The company and the union’s national UPS bargaining committee have been negotiating since April. While the two sides had reached deals regarding ACs, eliminating a two-tier pay system that locked junior drivers to lower wages and other key items this summer, they had not reached an agreement on overall raises or raising the salary floor for part-time workers. The two sides appeared at an impasse, with the threat of a likely strike, until they agreed to meet again on Tuesday.
If the UPS workers had gone on a nationwide strike once their current contract expires on July 31, it would have been the largest single-employer walkout in U.S. history — and the costliest in the country in more than a century, according to some estimates.
An analysis by Anderson Economic Group estimated costs topping $7 billion for a 10-day stoppage, including customer losses of $4 billion and lost wages of more than $1 billion, Reuters reported. The last UPS Teamsters strike, which lasted fifteen days in August 1997, reportedly cost the company $850 million.
Unionized UPS workers handle about a quarter of all parcel deliveries in the country, according to the Teamsters. The Atlanta-headquartered company is the largest private parcel delivery operation in the United States.

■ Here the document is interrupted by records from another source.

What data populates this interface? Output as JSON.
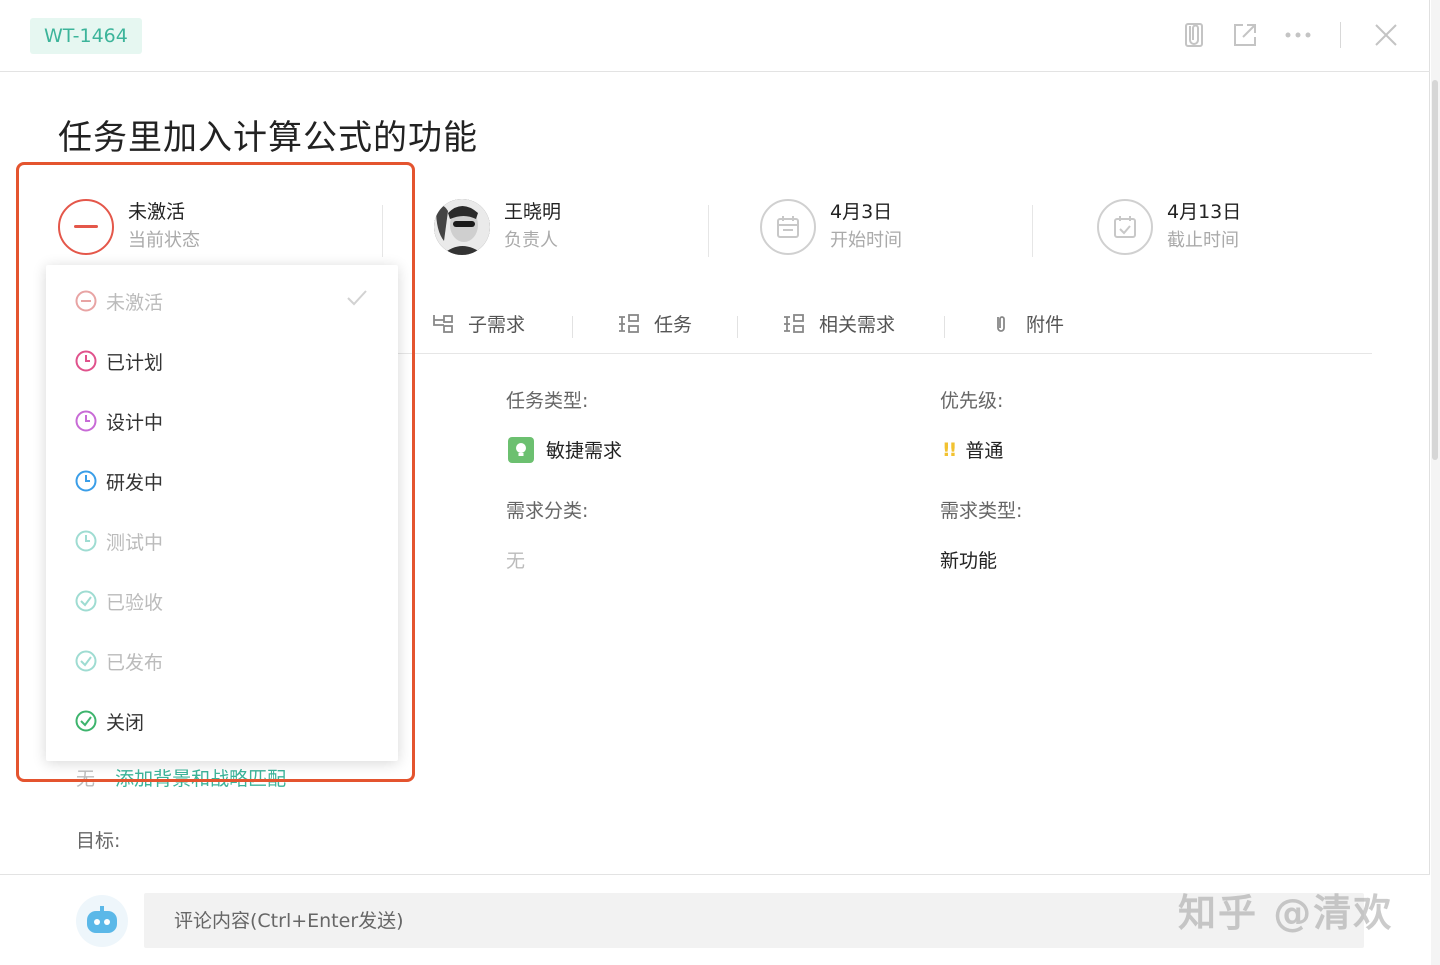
{
  "header": {
    "ticket_id": "WT-1464"
  },
  "title": "任务里加入计算公式的功能",
  "meta": {
    "status": {
      "value": "未激活",
      "label": "当前状态"
    },
    "owner": {
      "value": "王晓明",
      "label": "负责人"
    },
    "start": {
      "value": "4月3日",
      "label": "开始时间"
    },
    "due": {
      "value": "4月13日",
      "label": "截止时间"
    }
  },
  "tabs": [
    {
      "label": "子需求",
      "icon": "sub-requirement-icon"
    },
    {
      "label": "任务",
      "icon": "task-icon"
    },
    {
      "label": "相关需求",
      "icon": "related-icon"
    },
    {
      "label": "附件",
      "icon": "attachment-icon"
    }
  ],
  "fields": {
    "task_type": {
      "label": "任务类型:",
      "value": "敏捷需求"
    },
    "priority": {
      "label": "优先级:",
      "mark": "!!",
      "value": "普通"
    },
    "req_category": {
      "label": "需求分类:",
      "value": "无"
    },
    "req_type": {
      "label": "需求类型:",
      "value": "新功能"
    }
  },
  "background": {
    "none": "无",
    "link": "添加背景和战略匹配"
  },
  "goal_label": "目标:",
  "comment": {
    "placeholder": "评论内容(Ctrl+Enter发送)"
  },
  "watermark": "知乎 @清欢",
  "status_dropdown": {
    "items": [
      {
        "label": "未激活",
        "color": "#e88a8a",
        "icon": "minus-circle-icon",
        "selected": true,
        "dim": true
      },
      {
        "label": "已计划",
        "color": "#e0528c",
        "icon": "clock-icon",
        "selected": false,
        "dim": false
      },
      {
        "label": "设计中",
        "color": "#c86bd6",
        "icon": "clock-icon",
        "selected": false,
        "dim": false
      },
      {
        "label": "研发中",
        "color": "#3a9ee8",
        "icon": "clock-icon",
        "selected": false,
        "dim": false
      },
      {
        "label": "测试中",
        "color": "#7fd6c8",
        "icon": "clock-icon",
        "selected": false,
        "dim": true
      },
      {
        "label": "已验收",
        "color": "#7fd6c8",
        "icon": "check-circle-icon",
        "selected": false,
        "dim": true
      },
      {
        "label": "已发布",
        "color": "#7fd6c8",
        "icon": "check-circle-icon",
        "selected": false,
        "dim": true
      },
      {
        "label": "关闭",
        "color": "#3db46d",
        "icon": "check-circle-icon",
        "selected": false,
        "dim": false
      }
    ]
  },
  "colors": {
    "accent": "#3cb49a",
    "status_inactive": "#e4574a",
    "highlight_box": "#e4542f"
  }
}
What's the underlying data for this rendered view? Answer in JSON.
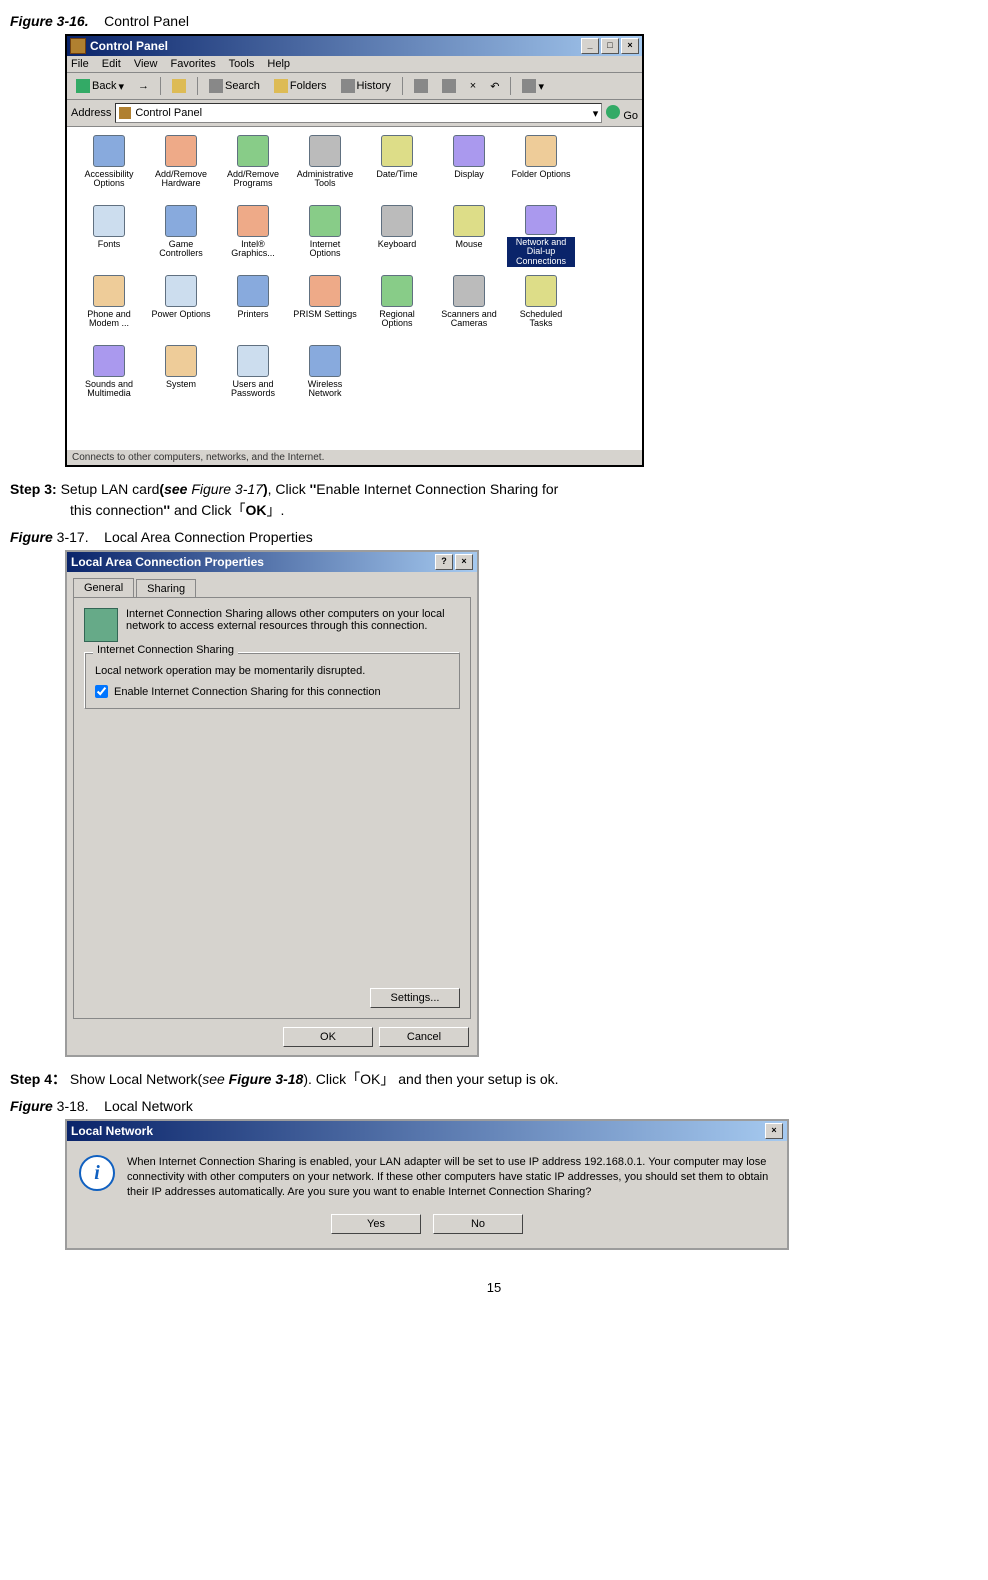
{
  "figure316": {
    "label": "Figure 3-16.",
    "text": "Control Panel"
  },
  "controlPanel": {
    "title": "Control Panel",
    "menu": [
      "File",
      "Edit",
      "View",
      "Favorites",
      "Tools",
      "Help"
    ],
    "toolbar": {
      "back": "Back",
      "search": "Search",
      "folders": "Folders",
      "history": "History"
    },
    "addressLabel": "Address",
    "addressValue": "Control Panel",
    "go": "Go",
    "items": [
      "Accessibility Options",
      "Add/Remove Hardware",
      "Add/Remove Programs",
      "Administrative Tools",
      "Date/Time",
      "Display",
      "Folder Options",
      "Fonts",
      "Game Controllers",
      "Intel® Graphics...",
      "Internet Options",
      "Keyboard",
      "Mouse",
      "Network and Dial-up Connections",
      "Phone and Modem ...",
      "Power Options",
      "Printers",
      "PRISM Settings",
      "Regional Options",
      "Scanners and Cameras",
      "Scheduled Tasks",
      "Sounds and Multimedia",
      "System",
      "Users and Passwords",
      "Wireless Network"
    ],
    "selectedIndex": 13,
    "status": "Connects to other computers, networks, and the Internet."
  },
  "step3": {
    "prefix": "Step 3:",
    "line1a": " Setup LAN card",
    "line1b": "(",
    "see": "see",
    "figref": " Figure 3-17",
    "line1c": ")",
    "line1d": ", Click ",
    "q1": "''",
    "enable": "Enable Internet Connection Sharing for",
    "line2a": "this connection",
    "q2": "''",
    "line2b": " and Click「",
    "ok": "OK",
    "line2c": "」."
  },
  "figure317": {
    "label": "Figure",
    "num": "3-17.",
    "text": "Local Area Connection Properties"
  },
  "propsDialog": {
    "title": "Local Area Connection Properties",
    "tabs": {
      "general": "General",
      "sharing": "Sharing"
    },
    "infoText": "Internet Connection Sharing allows other computers on your local network to access external resources through this connection.",
    "groupLabel": "Internet Connection Sharing",
    "warning": "Local network operation may be momentarily disrupted.",
    "checkbox": "Enable Internet Connection Sharing for this connection",
    "settings": "Settings...",
    "ok": "OK",
    "cancel": "Cancel"
  },
  "step4": {
    "prefix": "Step 4：",
    "t1": " Show Local Network(",
    "see": "see ",
    "figref": "Figure 3-18",
    "t2": "). Click「OK」 and then your setup is ok."
  },
  "figure318": {
    "label": "Figure",
    "num": "3-18.",
    "text": "Local Network"
  },
  "msgBox": {
    "title": "Local Network",
    "body": "When Internet Connection Sharing is enabled, your LAN adapter will be set to use IP address 192.168.0.1. Your computer may lose connectivity with other computers on your network. If these other computers have static IP addresses, you should set them to obtain their IP addresses automatically. Are you sure you want to enable Internet Connection Sharing?",
    "yes": "Yes",
    "no": "No"
  },
  "pageNumber": "15"
}
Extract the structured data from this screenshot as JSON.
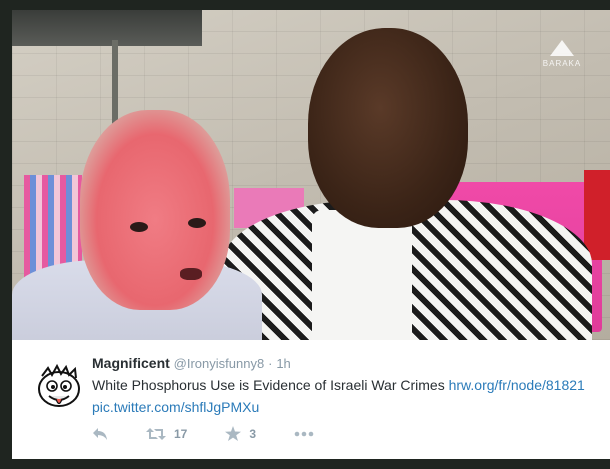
{
  "photo": {
    "watermark": "BARAKA"
  },
  "tweet": {
    "display_name": "Magnificent",
    "handle": "@Ironyisfunny8",
    "separator": "·",
    "timestamp": "1h",
    "text": "White Phosphorus Use is Evidence of Israeli War Crimes",
    "link1": "hrw.org/fr/node/81821",
    "link2": "pic.twitter.com/shflJgPMXu",
    "actions": {
      "reply_icon": "reply-icon",
      "retweet_icon": "retweet-icon",
      "retweet_count": "17",
      "favorite_icon": "star-icon",
      "favorite_count": "3",
      "more_icon": "more-icon"
    }
  },
  "colors": {
    "link": "#2b7bb9",
    "muted": "#8899a6",
    "text": "#292f33"
  }
}
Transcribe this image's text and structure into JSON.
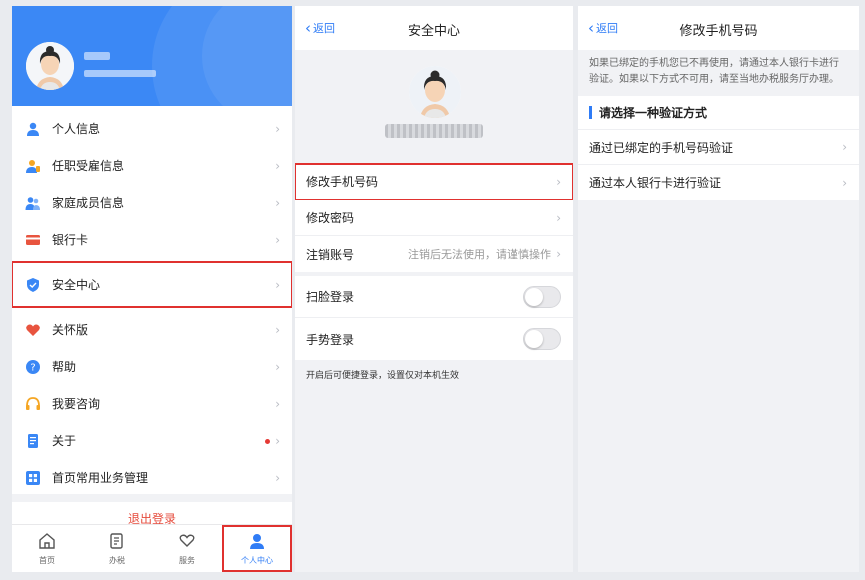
{
  "panel1": {
    "menu": [
      {
        "label": "个人信息",
        "icon": "person-icon"
      },
      {
        "label": "任职受雇信息",
        "icon": "employee-icon"
      },
      {
        "label": "家庭成员信息",
        "icon": "family-icon"
      },
      {
        "label": "银行卡",
        "icon": "bank-card-icon"
      },
      {
        "label": "安全中心",
        "icon": "shield-icon"
      },
      {
        "label": "关怀版",
        "icon": "heart-icon"
      },
      {
        "label": "帮助",
        "icon": "help-icon"
      },
      {
        "label": "我要咨询",
        "icon": "headset-icon"
      },
      {
        "label": "关于",
        "icon": "document-icon"
      },
      {
        "label": "首页常用业务管理",
        "icon": "grid-icon"
      }
    ],
    "logout": "退出登录",
    "tabs": [
      {
        "label": "首页",
        "icon": "home-icon"
      },
      {
        "label": "办税",
        "icon": "edit-doc-icon"
      },
      {
        "label": "服务",
        "icon": "heart-hand-icon"
      },
      {
        "label": "个人中心",
        "icon": "user-icon"
      }
    ]
  },
  "panel2": {
    "back": "返回",
    "title": "安全中心",
    "rows": [
      {
        "label": "修改手机号码"
      },
      {
        "label": "修改密码"
      },
      {
        "label": "注销账号",
        "value": "注销后无法使用，请谨慎操作"
      }
    ],
    "toggles": [
      {
        "label": "扫脸登录"
      },
      {
        "label": "手势登录"
      }
    ],
    "tip": "开启后可便捷登录，设置仅对本机生效"
  },
  "panel3": {
    "back": "返回",
    "title": "修改手机号码",
    "notice": "如果已绑定的手机您已不再使用，请通过本人银行卡进行验证。如果以下方式不可用，请至当地办税服务厅办理。",
    "section": "请选择一种验证方式",
    "options": [
      {
        "label": "通过已绑定的手机号码验证"
      },
      {
        "label": "通过本人银行卡进行验证"
      }
    ]
  },
  "colors": {
    "accent": "#2f7cf6",
    "highlight": "#e0312f",
    "header": "#3b88f5"
  }
}
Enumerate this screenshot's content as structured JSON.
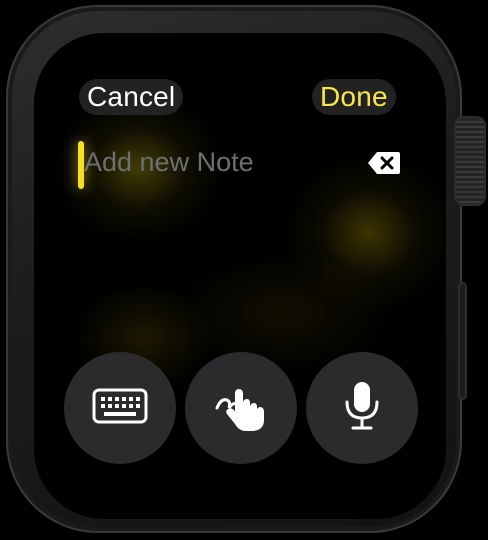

The UPS workers’ victory comes amid a summer of increased labor activity across the country. For the first time in more than 60 years, film and TV screenwriters and actors are on strike at the same time, effectively shutting down productions in California and New York. Contract talks between the United Auto Workers and the “big three” automakers — General Motors, Ford Motor and Stellantis — have been contentious, with the union representing those 150,000 workers signaling it is willing and prepared to strike.